Dismissing Scanner and prompts for the vigenere cipher I have:

for(int i = 0; i < text.length(); i++){
    int first = text.charAt(i);
    for(int j = 0; j < key.length(); j++){
        int second = key.charAt(j);
        int that = first + (second % 26);
        output = output + (char)that;
    }
}

My idea here for the vigenere cipher is to have one for-loop capture each character of the plaintext word. Then have the second for-loop capture each letter of the keyword. Where the plaintext "first" will represent the original position of the letter. Keyword will represent each individual shift of the plaintext characters. Will this be possible?

Artjom B.
  • 61,146
  • 24
  • 125
  • 222
Kissamer
  • 31
  • 1
  • Please indent your code properly so that it's readable. – Hovercraft Full Of Eels Feb 26 '16 at 03:33
  • .... I'll do it for you this time, but in the future, please put in this important effort yourself. – Hovercraft Full Of Eels Feb 26 '16 at 03:34
  • The key to solving this and similar problems is to experiment and try it out. So what happens when you try to do this? – Hovercraft Full Of Eels Feb 26 '16 at 03:35
  • @HovercraftFullOfEels just sort of hit a wall. I've been experimenting with it a lot. Different combinations. Thing is if I put in A for the text and A for the key so that would be A=65 in ASCII and then I have another A=65 for the key but then that's with 65%26 = 13 which would make sense because that would push the original A along the ASCII table to N which it does. But this isn't the case with other letters and I cannot figure out why – Kissamer Feb 26 '16 at 03:50
  • You first need to make sure that the characters start at A=0, B=1 etc., then you can perform modular arithmetic. Currently if `second % 26` = 25, then `first + (second % 26)` is probably out of range. – Maarten Bodewes Feb 26 '16 at 23:42

1 Answers1

0

Your problem is that you have 2 loops, but you should only have 1 loop.

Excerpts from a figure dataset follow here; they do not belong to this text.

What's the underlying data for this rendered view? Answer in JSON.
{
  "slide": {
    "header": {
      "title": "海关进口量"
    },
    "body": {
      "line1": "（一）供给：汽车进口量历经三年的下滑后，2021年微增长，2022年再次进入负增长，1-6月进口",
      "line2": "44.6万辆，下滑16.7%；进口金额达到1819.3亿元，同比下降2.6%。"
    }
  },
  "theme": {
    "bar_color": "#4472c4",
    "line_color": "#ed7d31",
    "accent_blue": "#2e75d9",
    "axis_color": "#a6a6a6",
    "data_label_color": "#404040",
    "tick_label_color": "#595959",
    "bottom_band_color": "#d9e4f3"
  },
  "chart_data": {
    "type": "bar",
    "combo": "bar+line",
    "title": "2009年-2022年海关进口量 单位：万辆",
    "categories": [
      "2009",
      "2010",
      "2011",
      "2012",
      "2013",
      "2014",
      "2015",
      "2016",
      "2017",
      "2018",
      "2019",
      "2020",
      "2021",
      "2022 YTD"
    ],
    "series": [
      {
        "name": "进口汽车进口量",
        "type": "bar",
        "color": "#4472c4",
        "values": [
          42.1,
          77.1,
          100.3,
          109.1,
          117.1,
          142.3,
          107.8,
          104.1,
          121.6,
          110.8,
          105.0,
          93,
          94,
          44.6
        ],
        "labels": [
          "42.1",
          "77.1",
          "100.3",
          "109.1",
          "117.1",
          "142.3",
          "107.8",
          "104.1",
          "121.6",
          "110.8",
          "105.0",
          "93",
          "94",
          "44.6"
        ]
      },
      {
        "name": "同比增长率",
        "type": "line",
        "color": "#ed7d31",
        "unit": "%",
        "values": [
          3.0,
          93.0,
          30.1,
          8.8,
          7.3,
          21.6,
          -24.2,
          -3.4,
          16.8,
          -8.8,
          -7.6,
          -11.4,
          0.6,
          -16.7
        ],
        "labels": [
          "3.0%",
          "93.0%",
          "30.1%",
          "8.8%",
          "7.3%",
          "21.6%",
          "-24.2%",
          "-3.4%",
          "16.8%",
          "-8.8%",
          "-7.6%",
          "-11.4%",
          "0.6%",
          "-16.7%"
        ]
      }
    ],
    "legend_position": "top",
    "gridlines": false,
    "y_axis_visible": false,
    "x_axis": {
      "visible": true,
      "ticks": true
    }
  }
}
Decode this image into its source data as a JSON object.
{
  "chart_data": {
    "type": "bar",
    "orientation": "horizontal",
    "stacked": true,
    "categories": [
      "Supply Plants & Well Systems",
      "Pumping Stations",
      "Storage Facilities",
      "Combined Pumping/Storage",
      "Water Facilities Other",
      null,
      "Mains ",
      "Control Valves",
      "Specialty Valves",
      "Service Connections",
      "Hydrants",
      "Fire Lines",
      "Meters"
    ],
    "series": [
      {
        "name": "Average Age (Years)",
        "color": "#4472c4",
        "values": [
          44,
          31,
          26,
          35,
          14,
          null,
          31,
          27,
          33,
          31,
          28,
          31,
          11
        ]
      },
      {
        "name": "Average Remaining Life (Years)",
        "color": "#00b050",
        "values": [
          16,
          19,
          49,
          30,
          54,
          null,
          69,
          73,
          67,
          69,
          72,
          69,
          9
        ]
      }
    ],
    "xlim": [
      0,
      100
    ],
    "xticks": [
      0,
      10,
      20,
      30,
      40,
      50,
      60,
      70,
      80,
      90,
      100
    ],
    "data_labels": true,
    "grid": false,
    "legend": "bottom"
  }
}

Instead of a loop for the key, you should use modulous on the key length to give you the shift for that iteration.

Fixing the logic (and giving sensible names to variables):

for (int i = 0; i < text.length(); i++){
    int letter = text.charAt(i);
    int shift = key.charAt(i % key.length()) - 'A';
    int encrypted = (letter + shift) % 26 + 'A';
    output = output + (char)encrypted;
}

The main difference with this code and yours is the expression i % key.length(), which continuously cycles through the key's letters to determine the shift for each letter.

Bohemian
  • 412,405
  • 93
  • 575
  • 722